3. Other Data Sources and Measures

ONC is looking for additional potential data sources and measures. For example

  • Medicare Fee for Service claims data
  • Performance data from other programs
  • Performance data from the Merit-Based Incentive Payment System (MIPS)
  • Performance data from Alternative Payment Models (APMs)
  • Electronically generated data from C-EHR-T or other systems

Overarching Questions


  • Should ONC select measures from a single data source for consistency? Or leverage a variety of data sources?
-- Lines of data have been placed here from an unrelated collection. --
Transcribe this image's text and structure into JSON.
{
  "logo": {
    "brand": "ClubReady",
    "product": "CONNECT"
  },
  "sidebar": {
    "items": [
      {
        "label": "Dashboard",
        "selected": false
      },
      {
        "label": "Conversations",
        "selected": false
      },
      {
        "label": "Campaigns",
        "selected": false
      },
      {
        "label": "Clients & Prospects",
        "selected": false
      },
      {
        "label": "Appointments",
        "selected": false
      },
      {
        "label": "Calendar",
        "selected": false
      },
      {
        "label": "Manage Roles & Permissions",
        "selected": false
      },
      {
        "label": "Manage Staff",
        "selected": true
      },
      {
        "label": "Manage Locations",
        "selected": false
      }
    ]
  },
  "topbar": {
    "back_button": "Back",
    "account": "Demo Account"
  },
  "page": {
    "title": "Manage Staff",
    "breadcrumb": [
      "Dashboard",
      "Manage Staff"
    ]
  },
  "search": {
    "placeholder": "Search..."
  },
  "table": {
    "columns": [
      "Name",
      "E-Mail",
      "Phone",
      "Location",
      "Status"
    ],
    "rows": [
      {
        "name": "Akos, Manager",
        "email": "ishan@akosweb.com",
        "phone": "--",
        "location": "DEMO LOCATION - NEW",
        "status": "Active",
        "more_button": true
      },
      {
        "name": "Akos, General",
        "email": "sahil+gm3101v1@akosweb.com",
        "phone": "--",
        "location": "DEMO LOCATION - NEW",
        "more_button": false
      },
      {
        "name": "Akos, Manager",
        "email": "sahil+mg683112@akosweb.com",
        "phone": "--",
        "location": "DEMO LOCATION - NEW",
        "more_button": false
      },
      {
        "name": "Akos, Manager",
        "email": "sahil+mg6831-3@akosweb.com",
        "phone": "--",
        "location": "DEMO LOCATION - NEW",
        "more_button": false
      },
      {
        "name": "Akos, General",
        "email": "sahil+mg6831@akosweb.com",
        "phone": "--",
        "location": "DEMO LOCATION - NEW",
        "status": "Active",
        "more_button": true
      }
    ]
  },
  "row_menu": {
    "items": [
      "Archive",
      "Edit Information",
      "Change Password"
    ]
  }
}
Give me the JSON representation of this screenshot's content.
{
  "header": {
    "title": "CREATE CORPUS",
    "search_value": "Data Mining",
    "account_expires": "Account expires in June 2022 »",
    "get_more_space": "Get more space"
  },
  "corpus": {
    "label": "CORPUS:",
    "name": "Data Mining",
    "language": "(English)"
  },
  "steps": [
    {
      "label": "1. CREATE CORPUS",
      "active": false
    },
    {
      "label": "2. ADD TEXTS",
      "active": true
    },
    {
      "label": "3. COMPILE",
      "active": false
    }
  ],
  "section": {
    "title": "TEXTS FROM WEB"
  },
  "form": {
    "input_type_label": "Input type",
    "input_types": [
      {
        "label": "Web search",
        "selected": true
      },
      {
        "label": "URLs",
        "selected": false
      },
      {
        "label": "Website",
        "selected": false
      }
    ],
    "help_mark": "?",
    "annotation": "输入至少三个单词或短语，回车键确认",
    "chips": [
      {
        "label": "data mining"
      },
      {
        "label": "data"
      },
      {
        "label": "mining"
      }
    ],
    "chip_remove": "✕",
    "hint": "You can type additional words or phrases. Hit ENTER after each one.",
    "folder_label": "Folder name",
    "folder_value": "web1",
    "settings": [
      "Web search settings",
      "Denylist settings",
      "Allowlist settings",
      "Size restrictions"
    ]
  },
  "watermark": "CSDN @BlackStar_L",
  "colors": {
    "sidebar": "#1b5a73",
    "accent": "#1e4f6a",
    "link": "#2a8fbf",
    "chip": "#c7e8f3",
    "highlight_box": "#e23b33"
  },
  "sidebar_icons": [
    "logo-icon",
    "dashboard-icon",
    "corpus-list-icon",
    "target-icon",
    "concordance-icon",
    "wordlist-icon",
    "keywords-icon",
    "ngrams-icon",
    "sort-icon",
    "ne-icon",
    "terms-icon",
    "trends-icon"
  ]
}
Would a combination of EHR Incentive Program and national survey data be appropriate? 
  • What, if any, other data sources and measures should ONC consider?
  • What measures might be provided by EHR vendors, Health Information Service Providers (HISPs), Health Information Exchange Organizations (HIEs, HIOs) or other organizations that enable exchange?
  • What information might be added by using measures based on Medicare Fee for Service claims?
  • Which are the highest priority measures to consider?
  • Address comments within the December 31, 2018 deadline for evaluating interoperability.
  • What might be useful for measuring interoperability more broadly?
  • How should ONC define "widespread"? What can be in quantifiable terms?